The following terms describe the statistical properties of an analysis method (whether sceptre or otherwise) and how they are assessed. These statistical properties are essential to making reliable conclusions based on single-cell CRISPR screen data.

  • False discovery rate (FDR): The proportion of the statistically significant target-response pairs returned by a multiple testing procedure that are false positives. A high FDR indicates significant contamination by false positives, making the underlying statistical methodology unreliable.

  • Calibration: The extent to which the p-values returned by a statistical analysis method are uniformly distributed under the null hypothesis. A well-calibrated method will return p-values that, when processed by a multiple testing procedure, will result in an FDR close to the desired level.

  • Power: Otherwise known as sensitivity, power is the ability of a statistical analysis method to detect true associations. For example, a method has high power if it can detect many of the true associations with high probability.

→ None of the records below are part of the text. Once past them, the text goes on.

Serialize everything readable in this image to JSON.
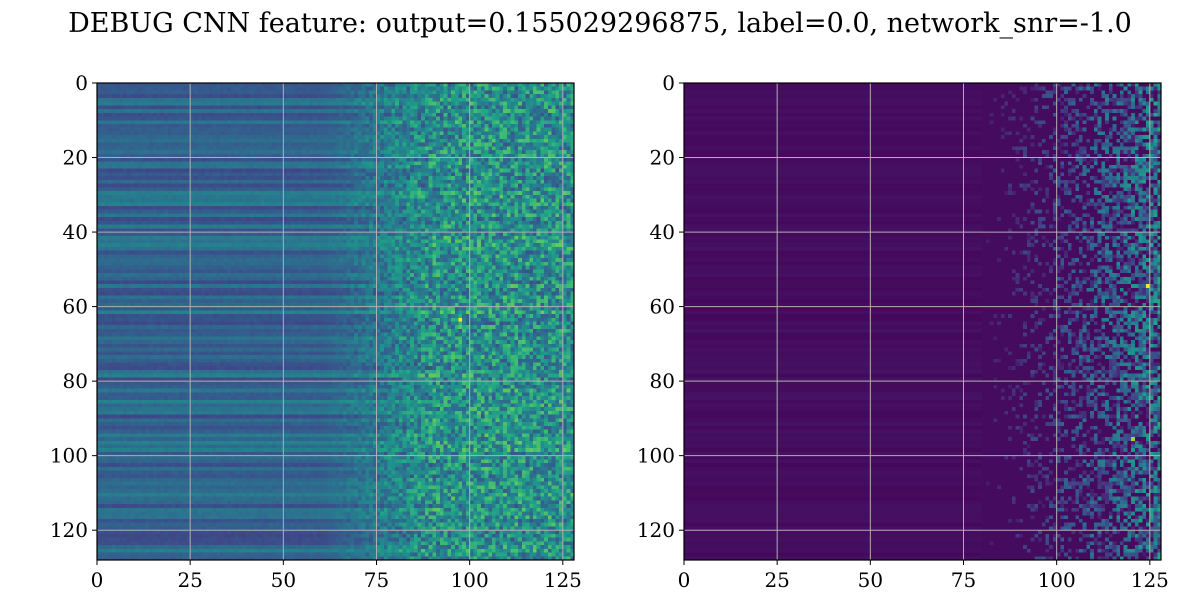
{
  "title": "DEBUG CNN feature: output=0.155029296875, label=0.0, network_snr=-1.0",
  "chart_data": [
    {
      "type": "heatmap",
      "colormap": "viridis",
      "grid": true,
      "grid_color": "#b0b0b0",
      "xlim": [
        0,
        128
      ],
      "ylim": [
        128,
        0
      ],
      "x_ticks": [
        0,
        25,
        50,
        75,
        100,
        125
      ],
      "y_ticks": [
        0,
        20,
        40,
        60,
        80,
        100,
        120
      ],
      "x_tick_labels": [
        "0",
        "25",
        "50",
        "75",
        "100",
        "125"
      ],
      "y_tick_labels": [
        "0",
        "20",
        "40",
        "60",
        "80",
        "100",
        "120"
      ],
      "shape": [
        128,
        128
      ],
      "value_range": [
        0,
        1
      ],
      "description_of_values": "columns 0-~60 show near-constant horizontal bands (mid values ~0.2-0.45); columns ~60-128 noisy with higher values; hotspot near column 97, row 63"
    },
    {
      "type": "heatmap",
      "colormap": "viridis",
      "grid": true,
      "grid_color": "#b0b0b0",
      "xlim": [
        0,
        128
      ],
      "ylim": [
        128,
        0
      ],
      "x_ticks": [
        0,
        25,
        50,
        75,
        100,
        125
      ],
      "y_ticks": [
        0,
        20,
        40,
        60,
        80,
        100,
        120
      ],
      "x_tick_labels": [
        "0",
        "25",
        "50",
        "75",
        "100",
        "125"
      ],
      "y_tick_labels": [
        "0",
        "20",
        "40",
        "60",
        "80",
        "100",
        "120"
      ],
      "shape": [
        128,
        128
      ],
      "value_range": [
        0,
        1
      ],
      "description_of_values": "values near 0 for columns 0-~80; sparse speckle increasing toward columns ~100-128; hotspot near column 124, row 54"
    }
  ]
}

  • Calibration check: A procedure for assessing the calibration of a statistical analysis method. A calibration check typically proceeds by applying the method to a set of negative control pairs and then checking the extent to which the resulting p-values are uniformly distributed.

  • Power check: A procedure for assessing the power of a statistical analysis method. A power check typically proceeds by applying the method to a set of positive control pairs and then checking the extent to which the resulting p-values are small.

  • QQ plot: A plot used to compare the set of p-values outputted by a method to the uniform distribution, which is the null distribution of a well-calibrated method. A QQ plot of the p-values returned by a method for a set of negative control pairs therefore can be used to check the method’s calibration. Visually, a well-calibrated method will produce a QQ plot whose points are close to the diagonal.